The first important finding was that 30.0% of PWUDs were exposed to HBV, as indicated by the presence of either HBsAg or anti-HBc or both. This percentage is higher than the values reported for most PWUDs from two other Brazilian regions, such as Salvador (0.0–6.2%) in the Northeast, and Campo Grande, Cuiabá, and Goiânia (7%–14.0%) in the Midwest [44,58,59,60]. Other countries reported lower exposure to the HBV: France (1.4%), China (13.7%–25.5%), the United States (25.6%), and Luxembourg (29.1%) [61,62,63,64]. This finding confirms the vulnerability of PWUDs to HBV exposure in the Amazon region. The same goes for other viruses, such as HCV, HIV, and HTLV, whose prevalence was associated with age (>35 years), sex (male), longer use of illicit drugs, factors related to parenteral transmission (use of injectable drugs and shared use of equipment for drug use), risky sexual behavior (unprotected sex, multiple sexual partners, sex with other PWUDs), and socioeconomic marginalization (low education, low monthly income, lack of access to health services) [36,37,45,65].
Second, this study evaluated the presence of HBV DNA in all samples, which allowed us to detect OBI. The prevalence of HBV DNA and OBI among PWUDs was 7.2% and 2.5%, respectively. This OBI rate is similar among people who use non-injectable drugs in the Midwest of Brazil (2.7%) [44]. In a geographic region endemic for hepatitis B and with limited screening programs for the diagnosis of HBV, such as Amazonia, OBI can represent a risk for transmission of the virus through blood donation, organ transplants, hemodialysis, and other health procedures. Additionally, OBI contributes to maintaining the circulation of HBV among PWUDs. Besides, OBI can be transmitted to the general population when screening for HBV infections does not use PCR, i.e., based only on serological tests or rapid qualitative tests, as is done in most cities in the Brazilian Amazon. In the present study, there was no clinical follow-up and no more detailed investigation of the subjects’ life histories, so it was not possible to accurately identify the clinical profile of PWUDs. OBI has already been reported in the Amazon region, thus reinforcing the need for molecular screening of HBV [42], particularly in high-risk groups such as PWUDs.
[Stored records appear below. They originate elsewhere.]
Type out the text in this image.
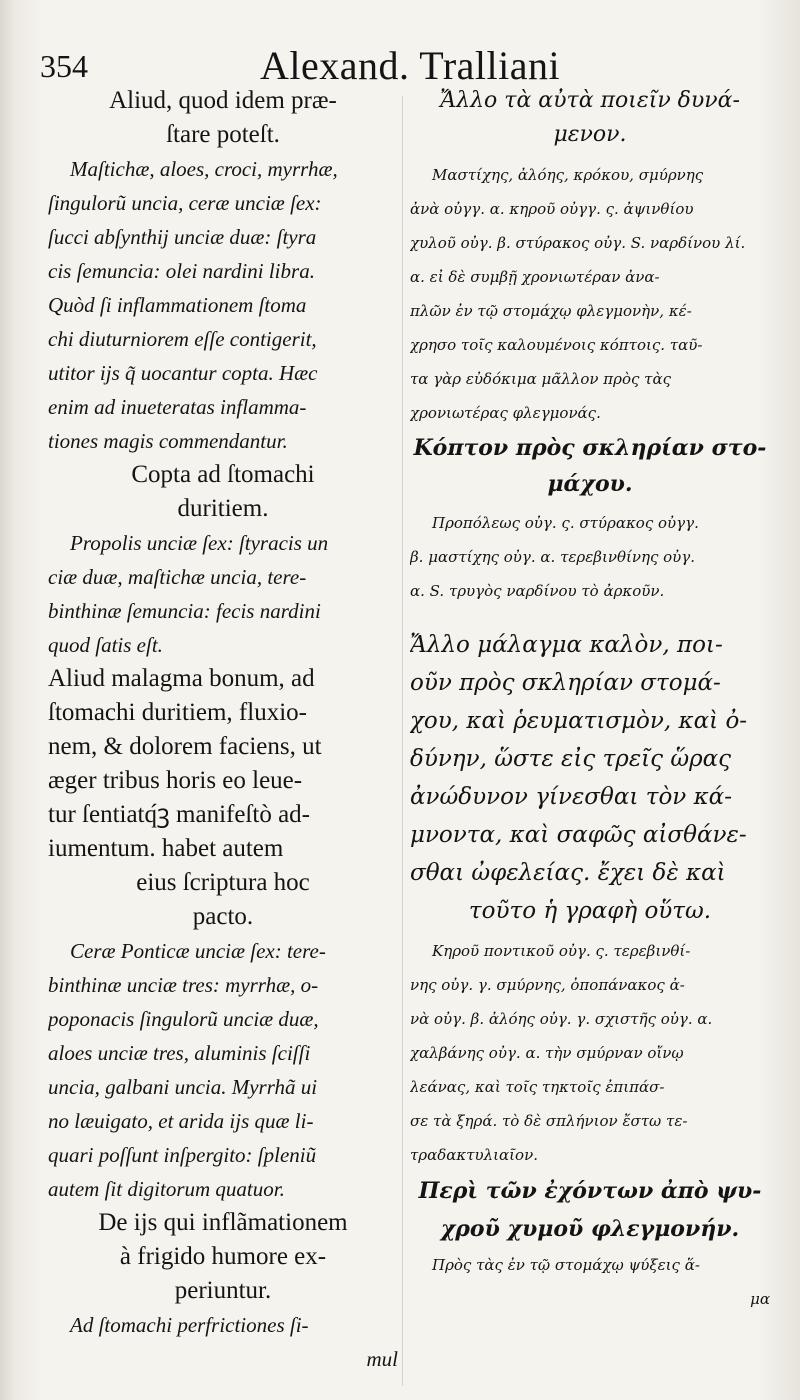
354	Alexand. Tralliani
Aliud, quod idem præ-
ſtare poteſt.
Maſtichæ, aloes, croci, myrrhæ,
ſingulorũ uncia, ceræ unciæ ſex:
ſucci abſynthij unciæ duæ: ſtyra
cis ſemuncia: olei nardini libra.
Quòd ſi inflammationem ſtoma
chi diuturniorem eſſe contigerit,
utitor ijs q̃ uocantur copta. Hæc
enim ad inueteratas inflamma-
tiones magis commendantur.
Copta ad ſtomachi
duritiem.
Propolis unciæ ſex: ſtyracis un
ciæ duæ, maſtichæ uncia, tere-
binthinæ ſemuncia: fecis nardini
quod ſatis eſt.
Aliud malagma bonum, ad
ſtomachi duritiem, fluxio-
nem, & dolorem faciens, ut
æger tribus horis eo leue-
tur ſentiatq́ꝫ manifeſtò ad-
iumentum. habet autem
eius ſcriptura hoc
pacto.
Ceræ Ponticæ unciæ ſex: tere-
binthinæ unciæ tres: myrrhæ, o-
poponacis ſingulorũ unciæ duæ,
aloes unciæ tres, aluminis ſciſſi
uncia, galbani uncia. Myrrhã ui
no læuigato, et arida ijs quæ li-
quari poſſunt inſpergito: ſpleniũ
autem ſit digitorum quatuor.
De ijs qui inflãmationem
à frigido humore ex-
periuntur.
Ad ſtomachi perfrictiones ſi-
mul
Ἄλλο τὰ αὐτὰ ποιεῖν δυνά-
μενον.
Μαστίχης, ἀλόης, κρόκου, σμύρνης
ἀνὰ οὐγγ. α. κηροῦ οὐγγ. ς. ἀψινθίου
χυλοῦ οὐγ. β. στύρακος οὐγ. S. ναρδίνου λί.
α. εἰ δὲ συμβῇ χρονιωτέραν ἀνα-
πλῶν ἐν τῷ στομάχῳ φλεγμονὴν, κέ-
χρησο τοῖς καλουμένοις κόπτοις. ταῦ-
τα γὰρ εὐδόκιμα μᾶλλον πρὸς τὰς
χρονιωτέρας φλεγμονάς.
Κόπτον πρὸς σκληρίαν στο-
μάχου.
Προπόλεως οὐγ. ς. στύρακος οὐγγ.
β. μαστίχης οὐγ. α. τερεβινθίνης οὐγ.
α. S. τρυγὸς ναρδίνου τὸ ἀρκοῦν.
Ἄλλο μάλαγμα καλὸν, ποι-
οῦν πρὸς σκληρίαν στομά-
χου, καὶ ῥευματισμὸν, καὶ ὀ-
δύνην, ὥστε εἰς τρεῖς ὥρας
ἀνώδυνον γίνεσθαι τὸν κά-
μνοντα, καὶ σαφῶς αἰσθάνε-
σθαι ὠφελείας. ἔχει δὲ καὶ
τοῦτο ἡ γραφὴ οὕτω.
Κηροῦ ποντικοῦ οὐγ. ς. τερεβινθί-
νης οὐγ. γ. σμύρνης, ὀποπάνακος ἀ-
νὰ οὐγ. β. ἀλόης οὐγ. γ. σχιστῆς οὐγ. α.
χαλβάνης οὐγ. α. τὴν σμύρναν οἴνῳ
λεάνας, καὶ τοῖς τηκτοῖς ἐπιπάσ-
σε τὰ ξηρά. τὸ δὲ σπλήνιον ἔστω τε-
τραδακτυλιαῖον.
Περὶ τῶν ἐχόντων ἀπὸ ψυ-
χροῦ χυμοῦ φλεγμονήν.
Πρὸς τὰς ἐν τῷ στομάχῳ ψύξεις ἅ-
μα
Third, the frequency of HBV genotypes and subgenotypes among PWUDs in the Amazon region identified HBV genotype A with the highest frequency, followed by genotypes D and F. This pattern is consistent with other studies conducted in the Brazilian Amazon, both in the general population and in high-risk groups (PWUDs and female sex workers) [7,8,13,37,38,39,66]. Among people with OBI, the presence of genotypes A (A1 and A2) and F (F2) has been recorded in the Amazon region [42]. However, this study detected a greater number of HBV subgenotypes, such as A1, A2, D2, D3, D4, F1a, and F1b. These findings can be a result of the miscegenation of Amerindians, Africans, and Europeans due to migration. The interaction of people with risk factors (low education, low monthly income, limited public health service, and several socioeconomic problems) and risky behaviors (unprotected sex, injecting drug use, sharing equipment for drug use, exchange of sex for money/drugs) may have contributed to the variety of HBV genotypes in this Brazilian region.
The evidence of this process can be seen through the frequency and distribution of HBV subgenotypes. A1, D3, and D4 had the highest frequencies, and a diversity of other subgenotypes recorded in Brazil and in other South American and Central American countries were detected in PWUDs. The high frequency of the A1 subgenotype is consistent with epidemiological studies conducted in Brazil [41,42,67,68,69,70]. Subgenotypes D4, D3, and D2 were identified in PWUDs and have already been detected in people from Brazilian states in the Amazon region, such as Amazonas (D3 and D4), Rondônia, and Roraima (D2, D3, D4), but with different frequencies [29,69,70]. F1a and F2b were detected in Central America (Costa Rica and El Salvador) and Venezuela, respectively [71,72]. This is the first record of these F subgenotypes in Brazil. F1b has already been detected in Alaska, Argentina, Brazil, Chile, Colombia, Peru, and Venezuela. In Brazil, F1b was reported in the northeastern and southern states, and more recently for the first time in the Brazilian Amazon [71,72,73]. Subgenotype F2a has been restricted to Venezuela and Brazil, with high frequency in the Brazilian Amazon [71,72,74]. F3 is commonly found in Panama, Colombia, and Venezuela, being detected for the first time in the Brazilian Amazon in people who lived in the state of Roraima [69,71]. The risk behaviors of PWUDs allow them to acquire and transmit a variety of HBV subgenotypes circulating in the Amazon region, both in Brazilian states and in other American countries, such as Colombia, Peru, and Venezuela, as shown in the first report on HBV subgenotypes F1a and F2b in Brazil.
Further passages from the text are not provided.